Of Tilmanstone colliery:
'My father often told us how the men who wore only briefs and boots perspired in the terrific heat. One day out walking with him we passed one of the outlets from the mine with water gushing out and I asked if it was the miners' sweat.'
(I think the little girl was mislead about the briefs, 1920's underwear was large coarse and woolly in the pictures I've seen the men are wearing only boots,( cap- I think not a helmet?) and a leather tool belt)
We are not told which pit the medical witness visited, but I'm betting Snowdon was both hotter and more humid.
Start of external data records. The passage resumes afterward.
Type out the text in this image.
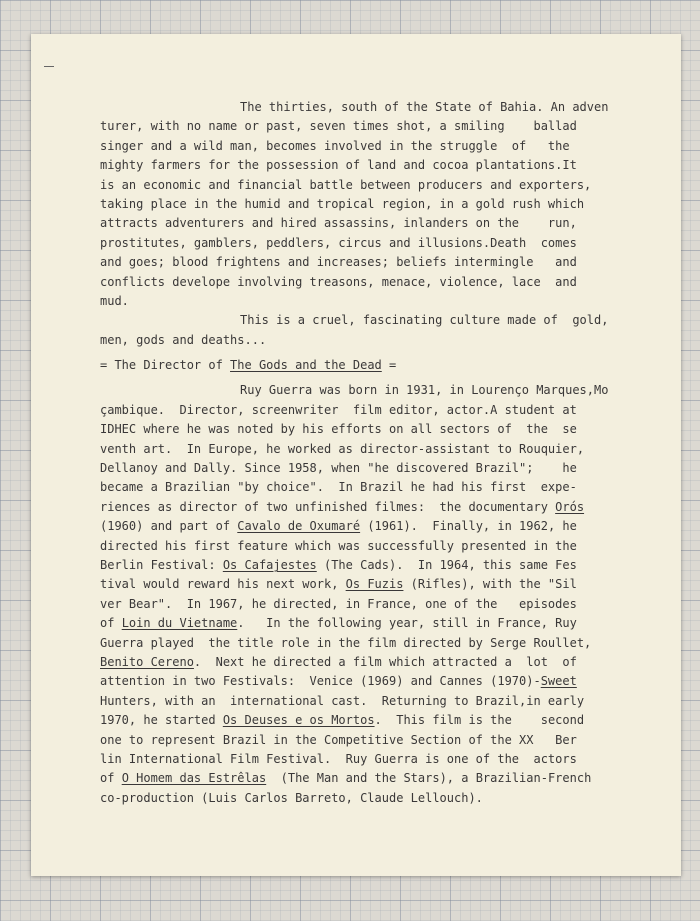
The thirties, south of the State of Bahia. An adven
turer, with no name or past, seven times shot, a smiling    ballad
singer and a wild man, becomes involved in the struggle  of   the
mighty farmers for the possession of land and cocoa plantations.It
is an economic and financial battle between producers and exporters,
taking place in the humid and tropical region, in a gold rush which
attracts adventurers and hired assassins, inlanders on the    run,
prostitutes, gamblers, peddlers, circus and illusions.Death  comes
and goes; blood frightens and increases; beliefs intermingle   and
conflicts develope involving treasons, menace, violence, lace  and
mud.
This is a cruel, fascinating culture made of  gold,
men, gods and deaths...
= The Director of The Gods and the Dead =
Ruy Guerra was born in 1931, in Lourenço Marques,Mo
çambique.  Director, screenwriter  film editor, actor.A student at
IDHEC where he was noted by his efforts on all sectors of  the  se
venth art.  In Europe, he worked as director-assistant to Rouquier,
Dellanoy and Dally. Since 1958, when "he discovered Brazil";    he
became a Brazilian "by choice".  In Brazil he had his first  expe-
riences as director of two unfinished filmes:  the documentary Orós
(1960) and part of Cavalo de Oxumaré (1961).  Finally, in 1962, he
directed his first feature which was successfully presented in the
Berlin Festival: Os Cafajestes (The Cads).  In 1964, this same Fes
tival would reward his next work, Os Fuzis (Rifles), with the "Sil
ver Bear".  In 1967, he directed, in France, one of the   episodes
of Loin du Vietname.   In the following year, still in France, Ruy
Guerra played  the title role in the film directed by Serge Roullet,
Benito Cereno.  Next he directed a film which attracted a  lot  of
attention in two Festivals:  Venice (1969) and Cannes (1970)-Sweet
Hunters, with an  international cast.  Returning to Brazil,in early
1970, he started Os Deuses e os Mortos.  This film is the    second
one to represent Brazil in the Competitive Section of the XX   Ber
lin International Film Festival.  Ruy Guerra is one of the  actors
of O Homem das Estrêlas  (The Man and the Stars), a Brazilian-French
co-production (Luis Carlos Barreto, Claude Lellouch).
Sweating is a less effective method of cooling when humidity is high, if the body cannot losef excess heat the core temperature rises. the ability to concentrate is lost, (accident rate increases) usually irritability increases (murder rate goes up in a heat wave), there's nausea, al loss of the desire to drink ( that could be fatal- miners needed to drink about 24 pints of water in snowdon colliery) In the short term this could lead to heat cramps, rashes , heat exhaustion and stroke. In the long term it's hard to say, so few men today do hard physical labour under these conditions.
Snowdon miners took salt tablets. Getting the balance of water to salt intake was essential, too much water , too little salt could cause hypernatria(Sodium imbalance)
Long term exposure to excessive heat is thought to cause infertility, damage to brain chemistry and the nervous system, increased susceptibility to diseases especially kidney, liver, heart digestive system and skin. U.S. Military records suggest that soldiers who have had one incident of heat stroke are more likely to have mental difficulties, to drop out early and so on.
Even leaving aside the devastating and better known effects of coal dust on the lungs or of darkness on the eyes, forgetting the social factors: it's just remarkable that men lived and worked in such conditions- and given the association between heat irritability and violence- it's remarkable how peaceable Aylesham was.